Le très beau texte édité chez Riveneuve et Archimbaud est soutenu par des passeurs émérites, Catherine Aymerie et François Cognard. La comédienne, de sa voix chaude et sensuelle, s’enroule autour de chaque mot, le cajole, mots doux si souvent murmurés à son petit qui disent la douleur, la pudeur, la colère et l’humour d’une femme intelligente ultra-sensible. Nul esthétisme dans cette mise en scène, aucun artifice superfétatoire, deux comédiens et un texte, c’est tout. On ne verra jamais Darius mais on attend, redoute, espère ses réactions que Claire partage avec nous en même temps qu’elle écrit à Paul l’effet produit par chacune de ses créations, jusqu’à un ultime parfum Kiana d’Amsterdam que nous laissons les spectateurs découvrir. À ce moment-là la salle du théâtre Essaïon est suspendue aux lèvres de Claire, à sa force hors du commun et à la grâce de la comédienne. Claire et Paul ne se rencontreront physiquement jamais, ne vivront pas ensemble mais partageront des moments uniques d’attraction virtuelle par lettres interposées, d’humanité et de retour in fine à la joie de vivre sans Darius et probablement grâce à lui. Cet état intérieur peut résulter d’une expérience mystique, de la création artistique, ou d’une rencontre qui change tout. Pour ces deux-là c’est peut-être un peu tout ça.

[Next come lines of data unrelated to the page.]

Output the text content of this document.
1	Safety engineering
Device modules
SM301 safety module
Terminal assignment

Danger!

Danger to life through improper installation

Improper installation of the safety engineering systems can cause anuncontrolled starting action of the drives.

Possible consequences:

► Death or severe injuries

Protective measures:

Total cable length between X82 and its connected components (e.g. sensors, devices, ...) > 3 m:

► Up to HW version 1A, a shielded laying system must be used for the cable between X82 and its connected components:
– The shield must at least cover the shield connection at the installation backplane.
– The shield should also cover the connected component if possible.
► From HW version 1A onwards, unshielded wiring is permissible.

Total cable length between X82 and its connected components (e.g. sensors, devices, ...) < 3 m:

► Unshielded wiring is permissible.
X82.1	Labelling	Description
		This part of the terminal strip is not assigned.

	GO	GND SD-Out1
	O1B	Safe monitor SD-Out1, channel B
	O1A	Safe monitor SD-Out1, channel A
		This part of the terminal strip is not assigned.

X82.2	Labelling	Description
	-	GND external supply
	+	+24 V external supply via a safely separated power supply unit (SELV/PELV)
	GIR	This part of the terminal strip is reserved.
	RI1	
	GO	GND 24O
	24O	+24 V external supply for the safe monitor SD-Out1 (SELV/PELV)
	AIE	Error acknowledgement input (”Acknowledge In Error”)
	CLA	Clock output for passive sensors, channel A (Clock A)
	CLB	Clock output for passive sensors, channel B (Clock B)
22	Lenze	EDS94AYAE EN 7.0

Théâtre épistolaire à la facture classique, la langue de Jean Benoît Patricot nous touche, limpide et suave. Dans le sillage proustien, il montre comment la réminiscence sensorielle est un puissant vecteur de connaissance. Ne dit-on pas « je vois, je le sens bien » pour signifier sa compréhension.

En sortant de la salle, « respirez, c’est, dit Darius, beaucoup mieux que les photos pour se souvenir », La ville vous appartient ! « Tout le monde ne peut pas avoir un fils proustien », ajoute sa mère. Allez-y !

Sylvie Boursier

Darius de Jean-Benoît Patricot mise en scène d’André Neumann, Théâtre Essaïon, 6 Rue Pierre au Lard, 75004 Paris, jusqu’au 11 12 2022, les jeudis, vendredis, samedi à 21 heures et dimanche à 18 heures
Darius de Jean Benoît Patricot est édité chez Riveneuve et Archimbaud.